Gwarowa uczta dla małych i dużych

Jeśli ktoś myśli, że gwara poznańska to tylko "pyry" i "bimba", to najnowsza ksiązka Wydawnictwa Miejskiego Posnania udowodni mu, jak bardzo się myli. "Heksa na ligawie, czyli wuchta nowych fraszek" autorstwa Rafała Rosoła to prawdziwa skarbnica poznańskich słów podana w lekkiej, rymowanej i żartobliwej formie.

Okładka książki "Heksa na ligawie", rysunek kobiety w płaszczu i w spódnicy na łyżwach. Kobiecej postaci towarzyszt kot, też na łyżwach. - grafika artykułu
"Heksa na ligawie" to najnowsza ksiązka Wydawnictwa Miejskiego Posnania.

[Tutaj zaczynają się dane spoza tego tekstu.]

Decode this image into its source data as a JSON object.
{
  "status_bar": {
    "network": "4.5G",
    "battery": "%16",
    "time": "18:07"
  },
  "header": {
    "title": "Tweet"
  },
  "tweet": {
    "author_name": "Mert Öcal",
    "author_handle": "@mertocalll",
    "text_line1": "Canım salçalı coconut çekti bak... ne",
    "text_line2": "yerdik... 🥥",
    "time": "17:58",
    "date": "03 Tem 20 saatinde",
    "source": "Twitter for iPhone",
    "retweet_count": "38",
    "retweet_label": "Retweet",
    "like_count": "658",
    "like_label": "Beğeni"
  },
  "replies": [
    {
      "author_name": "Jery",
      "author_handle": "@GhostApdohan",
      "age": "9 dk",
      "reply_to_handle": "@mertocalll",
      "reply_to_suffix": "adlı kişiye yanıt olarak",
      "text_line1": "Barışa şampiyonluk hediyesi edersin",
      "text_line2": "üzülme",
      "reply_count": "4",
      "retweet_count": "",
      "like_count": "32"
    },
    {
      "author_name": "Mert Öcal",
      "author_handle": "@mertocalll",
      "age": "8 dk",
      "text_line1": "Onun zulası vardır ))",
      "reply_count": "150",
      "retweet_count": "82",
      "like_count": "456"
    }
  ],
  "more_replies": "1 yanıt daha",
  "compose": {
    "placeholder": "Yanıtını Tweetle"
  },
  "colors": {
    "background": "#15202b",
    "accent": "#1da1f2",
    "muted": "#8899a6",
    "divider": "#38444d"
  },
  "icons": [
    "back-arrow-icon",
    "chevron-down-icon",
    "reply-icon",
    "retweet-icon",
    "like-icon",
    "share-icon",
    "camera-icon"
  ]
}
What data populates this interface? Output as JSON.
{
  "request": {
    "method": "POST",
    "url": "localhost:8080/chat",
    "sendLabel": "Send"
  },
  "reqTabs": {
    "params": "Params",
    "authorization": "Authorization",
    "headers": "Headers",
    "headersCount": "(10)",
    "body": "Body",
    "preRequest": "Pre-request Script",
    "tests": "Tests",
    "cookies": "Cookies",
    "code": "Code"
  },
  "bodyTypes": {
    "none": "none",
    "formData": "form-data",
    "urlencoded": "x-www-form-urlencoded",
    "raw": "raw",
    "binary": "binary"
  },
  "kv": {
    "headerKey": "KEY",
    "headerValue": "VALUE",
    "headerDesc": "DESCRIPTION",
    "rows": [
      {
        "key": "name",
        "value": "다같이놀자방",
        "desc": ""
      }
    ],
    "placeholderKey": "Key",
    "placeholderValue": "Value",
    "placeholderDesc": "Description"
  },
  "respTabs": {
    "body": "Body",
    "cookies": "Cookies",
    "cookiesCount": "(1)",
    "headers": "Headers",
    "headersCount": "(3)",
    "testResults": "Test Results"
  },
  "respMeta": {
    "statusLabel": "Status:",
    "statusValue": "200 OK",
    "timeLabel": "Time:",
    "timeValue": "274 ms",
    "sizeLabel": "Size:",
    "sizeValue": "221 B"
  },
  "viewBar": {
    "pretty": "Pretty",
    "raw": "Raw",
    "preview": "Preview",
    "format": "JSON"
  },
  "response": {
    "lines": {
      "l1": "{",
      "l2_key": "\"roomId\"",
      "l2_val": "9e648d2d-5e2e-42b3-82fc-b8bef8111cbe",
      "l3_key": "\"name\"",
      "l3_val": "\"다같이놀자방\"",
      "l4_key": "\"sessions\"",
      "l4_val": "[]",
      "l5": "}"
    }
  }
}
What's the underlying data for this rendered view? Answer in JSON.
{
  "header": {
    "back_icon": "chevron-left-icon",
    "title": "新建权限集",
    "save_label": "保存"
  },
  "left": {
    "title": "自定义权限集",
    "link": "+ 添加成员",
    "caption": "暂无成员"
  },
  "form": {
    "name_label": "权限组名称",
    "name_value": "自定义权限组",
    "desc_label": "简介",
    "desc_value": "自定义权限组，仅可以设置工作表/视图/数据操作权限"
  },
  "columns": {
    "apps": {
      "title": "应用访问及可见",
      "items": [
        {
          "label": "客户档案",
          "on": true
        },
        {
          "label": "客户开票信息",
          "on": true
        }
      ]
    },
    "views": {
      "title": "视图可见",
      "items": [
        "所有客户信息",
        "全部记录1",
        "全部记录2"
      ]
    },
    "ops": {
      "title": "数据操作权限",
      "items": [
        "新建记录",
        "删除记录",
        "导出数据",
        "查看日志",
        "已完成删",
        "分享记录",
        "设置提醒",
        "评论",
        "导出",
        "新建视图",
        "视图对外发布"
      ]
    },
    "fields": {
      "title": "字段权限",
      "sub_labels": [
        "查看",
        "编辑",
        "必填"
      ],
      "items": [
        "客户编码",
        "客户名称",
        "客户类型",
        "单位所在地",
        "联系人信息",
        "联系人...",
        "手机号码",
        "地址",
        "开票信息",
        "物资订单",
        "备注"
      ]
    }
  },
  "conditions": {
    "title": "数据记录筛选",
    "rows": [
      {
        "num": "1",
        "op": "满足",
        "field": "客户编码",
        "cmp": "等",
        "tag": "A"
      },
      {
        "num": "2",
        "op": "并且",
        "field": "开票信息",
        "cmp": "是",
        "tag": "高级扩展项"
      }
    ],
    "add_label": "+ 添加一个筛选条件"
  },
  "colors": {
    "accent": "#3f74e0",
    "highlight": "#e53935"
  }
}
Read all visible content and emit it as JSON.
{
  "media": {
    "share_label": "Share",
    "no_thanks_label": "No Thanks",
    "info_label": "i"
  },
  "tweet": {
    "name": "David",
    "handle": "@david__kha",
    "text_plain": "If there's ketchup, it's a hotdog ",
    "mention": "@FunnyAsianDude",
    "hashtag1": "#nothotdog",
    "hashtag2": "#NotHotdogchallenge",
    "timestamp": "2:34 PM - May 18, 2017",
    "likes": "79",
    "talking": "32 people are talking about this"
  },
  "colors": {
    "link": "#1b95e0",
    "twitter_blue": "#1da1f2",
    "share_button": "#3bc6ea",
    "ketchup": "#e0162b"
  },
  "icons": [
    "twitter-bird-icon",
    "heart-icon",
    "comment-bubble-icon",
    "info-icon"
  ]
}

Każda fraszka przybliża jedno gwarowe słówko - od smacznych "plundzów" i "szagówek", przez figlarne "gemyla" czy "bździągwa", aż po zupełnie tajemnicze "nerwerwer" i "kwirlejka". Dzięki zgrabnym rymom i błyskotliwym skojarzeniom dzieci szybko zapamiętają znaczenie słów, a dorośli, szczególnie ci, którzy dorastali w Poznaniu lub jego okolicach, z uśmiechem przypomną sobie język podwórek i rodzinnych opowieści.

Wesołe ilustracje i twarda oprawa

Ogromną zaletą książki są ilustracje Piotra Nagina, pełne humoru, kolorów i detali, które zachęcają do wspólnego oglądania i opowiadania historii. Wydanie jest solidne, twarda oprawa, kwadratowy format (16,5 x 16,5 cm) i ponad sto stron gwarowych rymowanek sprawiają, że to pozycja, która posłuży latami.

Na końcu książki czeka słowniczek - idealny dla tych, którzy chcą uporządkować nowo poznane słowa lub sprawdzić, czy dobrze je zapamiętali.

Książka, która łączy pokolenia

To nie tylko lektura, ale też inspiracja do zabawy językiem: można próbować wymyślać własne fraszki, szukać podobnych słów w rodzinnych opowieściach albo pytać dziadków, czy pamiętają inne gwarowe perełki.

"Heksa na ligawie" to książka, która łączy pokolenia, bawi, uczy i przypomina, że język to także lokalne smaki, dźwięki i obrazy. Idealna na rodzinne czytanie przed snem, szkolne lekcje o regionie czy po prostu na poprawę humoru w deszczowe popołudnie.

Polecamy - bo to wuchta frajdy w jednym tomiku!